小説

『イマジナリー孫』柿ノ木コジロー(『舌切雀』)

「みいちゃんも連れて来ちゃったよ、アタシも兄ちゃんに会いたい、って。もちろん、父さんと母さんには内緒でね」
「み、みい?」俺の声はまるで情けない仔猫じみていただろう。
「兄ちゃん」
『妹』も俺のことを兄だと勘違いしているらしい。怒った顔で頬を染め、目は潤んでいる。
「ばあちゃん、ずっと心配してたんだからね」
「ごめん」
「まあいいさ」婆さんは急に元気になる。
「久しぶりにご飯一緒に食べよう。どうせアンタいつも朝遅いから昼はまだだろう? ショウちゃんみいちゃん、何がいい?」
「あそこがいい」娘が駅ビルの三階を指さした。月並みなファミリーレストランだが、俺も同意して二人の後に続いた。

 食事ではほとんど気を遣わずに済んだ。婆さんがほぼしゃべりっ放しだったから。『ショウちゃん』の美しい思い出だけでも腹がいっぱいになりそうだった。『好物』のドリアも二皿食べさせられた。
 娘(名前不詳)はほとんどスマートフォンに目を落としたままで、たまにドリンクバーに行って婆さんと俺の分まで適当に飲み物を持ってきてくれたので、段々と俺も気にならなくなっていた。

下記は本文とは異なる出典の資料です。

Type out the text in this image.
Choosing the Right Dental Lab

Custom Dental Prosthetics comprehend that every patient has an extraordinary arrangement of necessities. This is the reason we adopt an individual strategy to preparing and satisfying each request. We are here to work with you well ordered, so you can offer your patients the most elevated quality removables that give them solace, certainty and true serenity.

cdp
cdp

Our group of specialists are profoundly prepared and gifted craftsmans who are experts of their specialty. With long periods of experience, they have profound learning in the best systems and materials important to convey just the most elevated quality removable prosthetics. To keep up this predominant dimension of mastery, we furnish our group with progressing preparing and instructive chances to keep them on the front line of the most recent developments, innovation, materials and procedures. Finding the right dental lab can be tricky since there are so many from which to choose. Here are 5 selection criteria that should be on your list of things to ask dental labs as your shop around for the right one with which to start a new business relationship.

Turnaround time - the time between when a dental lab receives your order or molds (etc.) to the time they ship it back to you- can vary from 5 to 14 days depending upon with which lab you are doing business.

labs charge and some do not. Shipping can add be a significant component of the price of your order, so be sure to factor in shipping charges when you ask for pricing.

 外がうっすらと暗くなった頃、婆さんは脇の娘から肘をつつかれ、ようやく帰る気になったようだった。
「これ、そのまんま持って行っとくれ」
 キャリーケースから黒い布製のバッグを取り出す。四角くて、ノートパソコンでも入っているのかという見てくれだが、中身はぎゅうぎゅうに詰まっているようだ。
「あんたのリュックにそのまんま入れられそうかい? 大きいペットボトル二つ分くらいは重いんだろ? 大丈夫?」
 実際は約2.5キロだ。俺は笑って「大丈夫だよ、それよかこんな重いもの運んできてくれてありがとう」心からそう言った。